I could not help smiling inwardly when looking at the Princesse de Talleyrand, as I remembered Baron Denon's amusing story of the mistake she once made. When the Baron's work on Egypt was the topic of general conversation, and the hôtel of the Prince Talleyrand was the rendezvous of the most distinguished persons of both sexes at Paris, Denon being engaged to dine there one day, the Prince wished the Princesse to read a few pages of the book, in order that she might be enabled to say something complimentary on it to the author. He consequently ordered his librarian to send the work to her apartment on the morning of the day of the dinner; but, unfortunately at the same time also commanded that a copy of Robinson Crusoe should be sent to a young lady, a protégée of hers, who resided in the hôtel. The Baron Denon's work, through mistake, was given to Mademoiselle, and Robinson Crusoe was delivered to the Princesse, who rapidly looked through its pages. The seat of honour at table being assigned to the Baron, the Princesse, mindful of her husband's wishes, had no sooner eaten her soup than, smiling graciously, she thanked Denon for the pleasure which the perusal of his work had afforded her. The author was pleased, and told her how much he felt honoured; but

judge of his astonishment, and the dismay of the Prince Talleyrand, when the _Princesse exclaimed, "Yes, Monsieur le Baron, your work has delighted me; but I am longing to know what has become of your poor man Friday, about whom I feel such an interest?" Denon used to recount this anecdote with great spirit, confessing at the same time that his amour propre as an author had been for a moment flattered by the commendation, even of a person universally known to be incompetent to pronounce on the merit of his book. The Emperor Napoleon heard this story, and made Baron Denon repeat it to him, laughing immoderately all the time, and frequently after he would, when he saw Denon, inquire "how was poor Friday?"

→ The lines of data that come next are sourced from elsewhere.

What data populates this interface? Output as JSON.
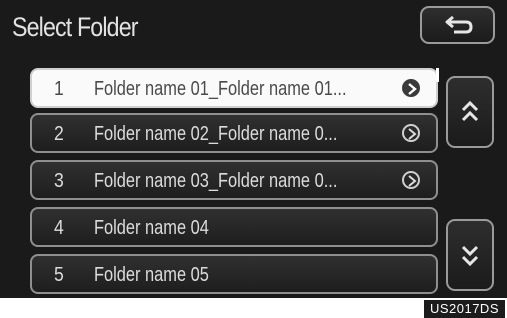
{
  "header": {
    "title": "Select Folder"
  },
  "back_button": {
    "icon": "return-arrow-icon"
  },
  "folders": [
    {
      "number": "1",
      "name": "Folder name 01_Folder name 01...",
      "has_arrow": true,
      "selected": true
    },
    {
      "number": "2",
      "name": "Folder name 02_Folder name 0...",
      "has_arrow": true,
      "selected": false
    },
    {
      "number": "3",
      "name": "Folder name 03_Folder name 0...",
      "has_arrow": true,
      "selected": false
    },
    {
      "number": "4",
      "name": "Folder name 04",
      "has_arrow": false,
      "selected": false
    },
    {
      "number": "5",
      "name": "Folder name 05",
      "has_arrow": false,
      "selected": false
    }
  ],
  "scroll": {
    "up_icon": "double-chevron-up-icon",
    "down_icon": "double-chevron-down-icon"
  },
  "footer": {
    "code": "US2017DS"
  },
  "colors": {
    "screen_bg": "#1a1a1a",
    "selected_row_bg": "#fafafa",
    "border": "#8f8f8f"
  }
}
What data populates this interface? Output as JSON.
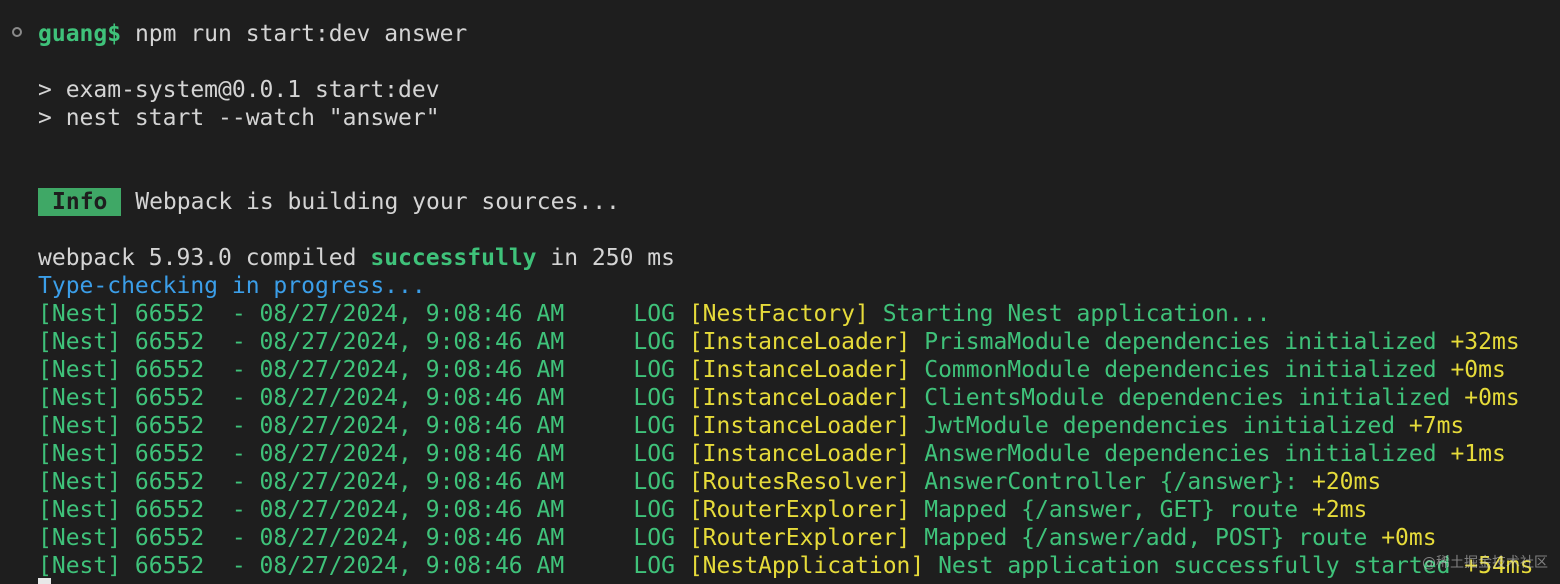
{
  "prompt": {
    "user": "guang$",
    "command": " npm run start:dev answer"
  },
  "npm_lines": [
    "> exam-system@0.0.1 start:dev",
    "> nest start --watch \"answer\""
  ],
  "info": {
    "badge": "Info",
    "text": " Webpack is building your sources..."
  },
  "webpack": {
    "prefix": "webpack 5.93.0 compiled ",
    "status": "successfully",
    "suffix": " in 250 ms"
  },
  "type_check": "Type-checking in progress...",
  "logs": [
    {
      "prefix": "[Nest] 66552  - 08/27/2024, 9:08:46 AM     LOG ",
      "context": "[NestFactory]",
      "message": " Starting Nest application...",
      "timing": ""
    },
    {
      "prefix": "[Nest] 66552  - 08/27/2024, 9:08:46 AM     LOG ",
      "context": "[InstanceLoader]",
      "message": " PrismaModule dependencies initialized ",
      "timing": "+32ms"
    },
    {
      "prefix": "[Nest] 66552  - 08/27/2024, 9:08:46 AM     LOG ",
      "context": "[InstanceLoader]",
      "message": " CommonModule dependencies initialized ",
      "timing": "+0ms"
    },
    {
      "prefix": "[Nest] 66552  - 08/27/2024, 9:08:46 AM     LOG ",
      "context": "[InstanceLoader]",
      "message": " ClientsModule dependencies initialized ",
      "timing": "+0ms"
    },
    {
      "prefix": "[Nest] 66552  - 08/27/2024, 9:08:46 AM     LOG ",
      "context": "[InstanceLoader]",
      "message": " JwtModule dependencies initialized ",
      "timing": "+7ms"
    },
    {
      "prefix": "[Nest] 66552  - 08/27/2024, 9:08:46 AM     LOG ",
      "context": "[InstanceLoader]",
      "message": " AnswerModule dependencies initialized ",
      "timing": "+1ms"
    },
    {
      "prefix": "[Nest] 66552  - 08/27/2024, 9:08:46 AM     LOG ",
      "context": "[RoutesResolver]",
      "message": " AnswerController {/answer}: ",
      "timing": "+20ms"
    },
    {
      "prefix": "[Nest] 66552  - 08/27/2024, 9:08:46 AM     LOG ",
      "context": "[RouterExplorer]",
      "message": " Mapped {/answer, GET} route ",
      "timing": "+2ms"
    },
    {
      "prefix": "[Nest] 66552  - 08/27/2024, 9:08:46 AM     LOG ",
      "context": "[RouterExplorer]",
      "message": " Mapped {/answer/add, POST} route ",
      "timing": "+0ms"
    },
    {
      "prefix": "[Nest] 66552  - 08/27/2024, 9:08:46 AM     LOG ",
      "context": "[NestApplication]",
      "message": " Nest application successfully started ",
      "timing": "+54ms"
    }
  ],
  "watermark": "@稀土掘金技术社区"
}
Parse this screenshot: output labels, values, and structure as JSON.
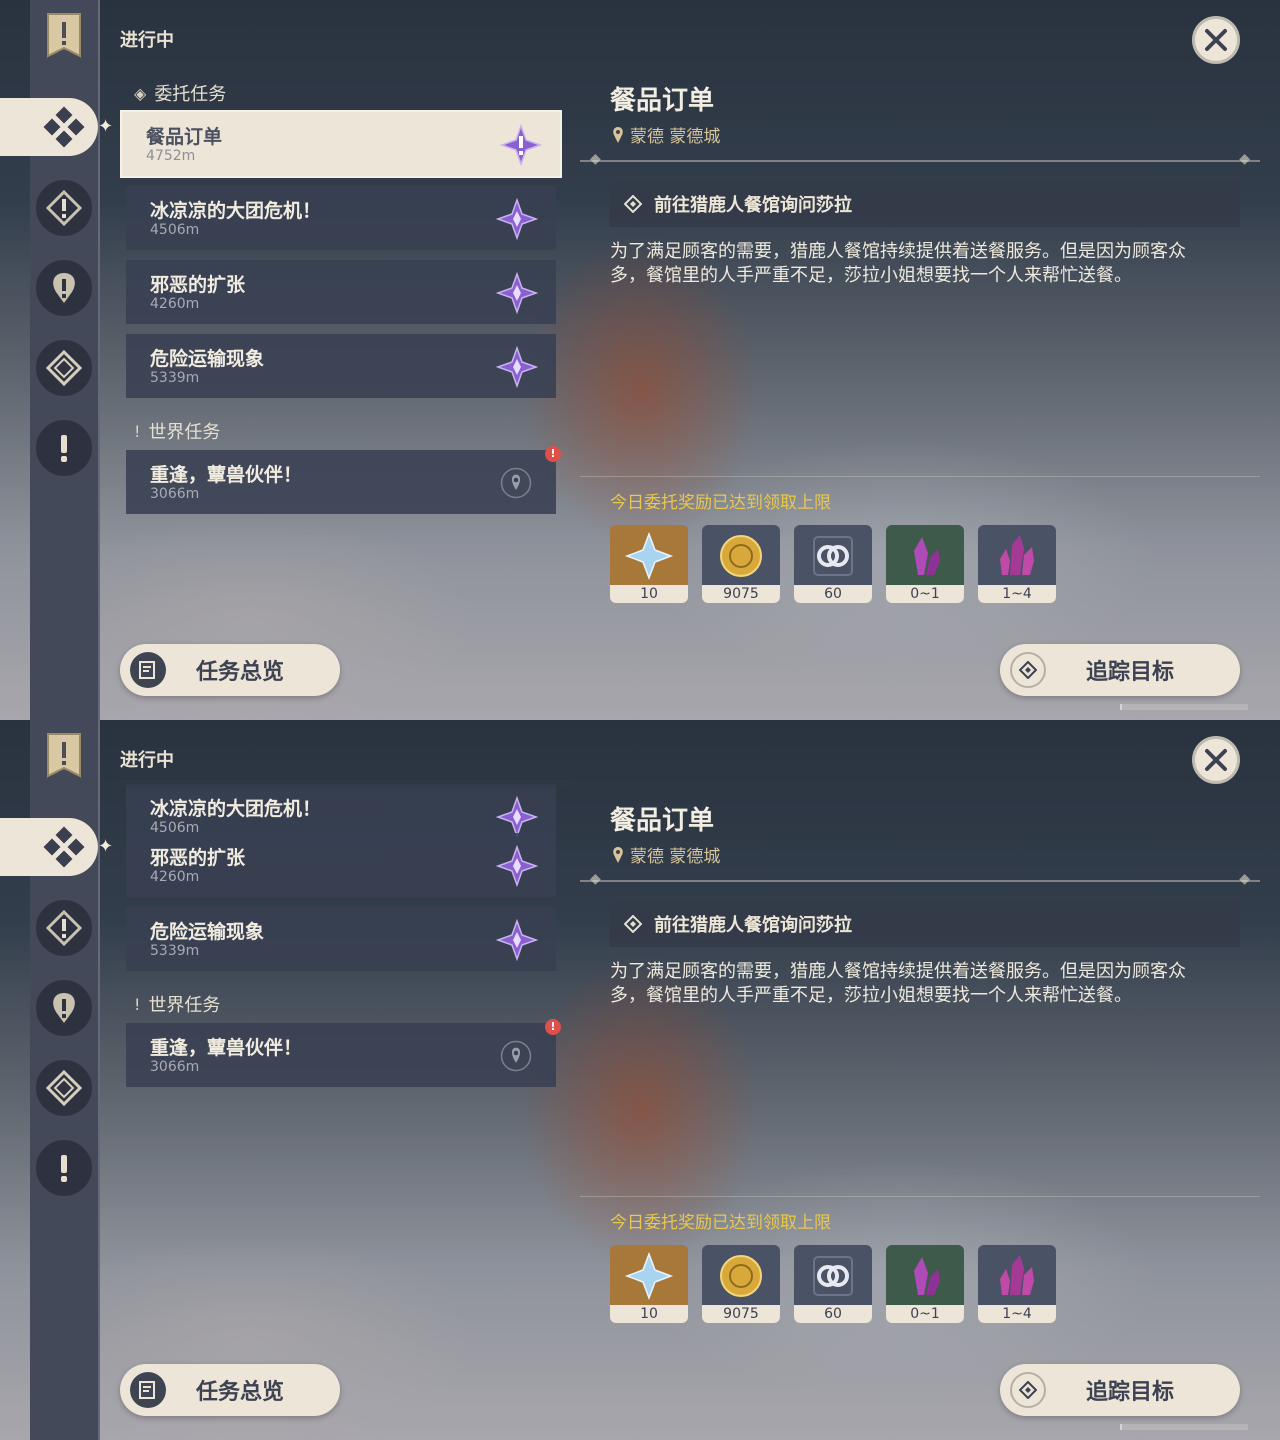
{
  "screens": [
    {
      "section_title": "进行中",
      "categories": {
        "commission": "委托任务",
        "world": "世界任务"
      },
      "quests": [
        {
          "name": "餐品订单",
          "distance": "4752m"
        },
        {
          "name": "冰凉凉的大团危机！",
          "distance": "4506m"
        },
        {
          "name": "邪恶的扩张",
          "distance": "4260m"
        },
        {
          "name": "危险运输现象",
          "distance": "5339m"
        },
        {
          "name": "重逢，蕈兽伙伴！",
          "distance": "3066m"
        }
      ],
      "detail": {
        "title": "餐品订单",
        "location": "蒙德 蒙德城",
        "objective": "前往猎鹿人餐馆询问莎拉",
        "description_1": "为了满足顾客的需要，猎鹿人餐馆持续提供着送餐服务。但是因为顾客众",
        "description_2": "多，餐馆里的人手严重不足，莎拉小姐想要找一个人来帮忙送餐。",
        "reward_limit": "今日委托奖励已达到领取上限",
        "rewards": [
          {
            "icon": "primogem-icon",
            "count": "10"
          },
          {
            "icon": "mora-icon",
            "count": "9075"
          },
          {
            "icon": "friendship-exp-icon",
            "count": "60"
          },
          {
            "icon": "crystal-chunk-icon",
            "count": "0~1"
          },
          {
            "icon": "crystal-cluster-icon",
            "count": "1~4"
          }
        ]
      },
      "buttons": {
        "overview": "任务总览",
        "track": "追踪目标"
      },
      "alert_mark": "!"
    },
    {
      "section_title": "进行中",
      "categories": {
        "world": "世界任务"
      },
      "quests": [
        {
          "name": "冰凉凉的大团危机！",
          "distance": "4506m"
        },
        {
          "name": "邪恶的扩张",
          "distance": "4260m"
        },
        {
          "name": "危险运输现象",
          "distance": "5339m"
        },
        {
          "name": "重逢，蕈兽伙伴！",
          "distance": "3066m"
        }
      ],
      "detail": {
        "title": "餐品订单",
        "location": "蒙德 蒙德城",
        "objective": "前往猎鹿人餐馆询问莎拉",
        "description_1": "为了满足顾客的需要，猎鹿人餐馆持续提供着送餐服务。但是因为顾客众",
        "description_2": "多，餐馆里的人手严重不足，莎拉小姐想要找一个人来帮忙送餐。",
        "reward_limit": "今日委托奖励已达到领取上限",
        "rewards": [
          {
            "icon": "primogem-icon",
            "count": "10"
          },
          {
            "icon": "mora-icon",
            "count": "9075"
          },
          {
            "icon": "friendship-exp-icon",
            "count": "60"
          },
          {
            "icon": "crystal-chunk-icon",
            "count": "0~1"
          },
          {
            "icon": "crystal-cluster-icon",
            "count": "1~4"
          }
        ]
      },
      "buttons": {
        "overview": "任务总览",
        "track": "追踪目标"
      },
      "alert_mark": "!"
    }
  ],
  "colors": {
    "accent_cream": "#ece5d8",
    "panel_dark": "#384052",
    "limit_yellow": "#e9c84c",
    "commission_purple": "#8a5fd0",
    "alert_red": "#e0504a"
  }
}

[English and French Servants.]

The difference between servitude in England and in France often strikes me, and more especially when I hear the frequent complaints made by English people of the insolence and familiarity of French servants. Unaccustomed to hear a servant reply to any censure passed on him, the English are apt to consider his doing so as a want of respect or subordination, though a French servant does not even dream that he is guilty of either when, according to the general habit of his class and country, he attempts an exculpation not always satisfactory to his employer, however it may be to himself. A French master listens to the explanation patiently, or at least without any demonstration of anger, unless he finds it is not based on truth, when he reprehends the servant in a manner that satisfies the latter that all future attempts to avoid blame by misrepresentation will be unavailing. French servants imagine that they have the right to explain, and their employers do not deny it; consequently, when they change a French for an English master, they continue the same tone and manner to which they have been used, and are not a little surprised to find themselves considered guilty of impertinence. A French master and mistress issue their orders to their domestics with much more familiarity than the English do; take a lively interest in their welfare and happiness; advise them about their private concerns; inquire into the cause of any depression of spirits, or symptom of ill health they may observe, and make themselves acquainted with the circumstances of those in their establishment. This system lessens the distance maintained between masters and servants, but does not really diminish the respect entertained by the latter towards their employers, who generally find around them humble friends, instead of, as with us, cold and calculating dependents, who repay our hauteur by a total indifference to

our interests, and, while evincing all the external appearance of profound respect, entertain little of the true feeling of it to their masters. Treating our servants as if they were automatons created solely for our use, and who, being paid a certain remuneration for their services, have no claim on us for kindness or sympathy, is a system very injurious to their morals and our own interests, and requires an amelioration. But while I deprecate the tone of familiarity that so frequently shocks the untravelled English in the treatment of French employers to their servants, I should like to see more kindness of manner shewn by the English to theirs. Nowhere are servants so well paid, clothed, fed, and lodged, as with us, and nowhere are they said to feel so little attachment to their masters; which can only be accounted for by the erroneous system to which I have referred.

[The Pays Latin.]

We passed through the quarter of Paris known as the Pays Latin, the aspect of which is singular, and is said to have been little changed during the last century. The houses, chiefly occupied by literary men, look quaint and picturesque. Every man one sees passing has the air of an author, not as authors now are, or at least as popular ones are, well-clothed and prosperous looking, but as authors were when genius could not always command a good wardrobe, and walked forth in habiliments more derogatory to the age in which it was neglected, than to the individual whose poverty com

pelled such attire. Men in rusty threadbare black, with books under the arm, and some with spectacles on nose, reading while they walked along, might be encountered at every step. The women, too, in the Pays Latin, have a totally different aspect to those of every other part of Paris. The desire to please, inherent in the female breast, seems to have expired in them, for their dress betrays a total neglect, and its fashion is that of some forty years ago. Even the youthful are equally negligent, which indicates their conviction that the men they meet seldom notice them, proving the truth of the old saying, that women dress to please men. The old, with locks of snow, who had grown into senility in this erudite quarter, still paced the same promenade which they had trodden for many a year, habit having fixed them where hope once led their steps. The middleaged, too, might be seen with hair beginning to blanch from long hours devoted to the midnight lamp, and faces marked with "the pale cast of thought." Hope, though less sanguine in her promises, still lures them on, and they pass the venerable old, unconscious that they themselves are succeeding them in the same life of study, to

be followed by the same results, privation and solitude, until death closes the scene. And yet a life of study is, perhaps, the one in which the privations compelled by poverty, are the least felt to be a hardship. [Living in Society.]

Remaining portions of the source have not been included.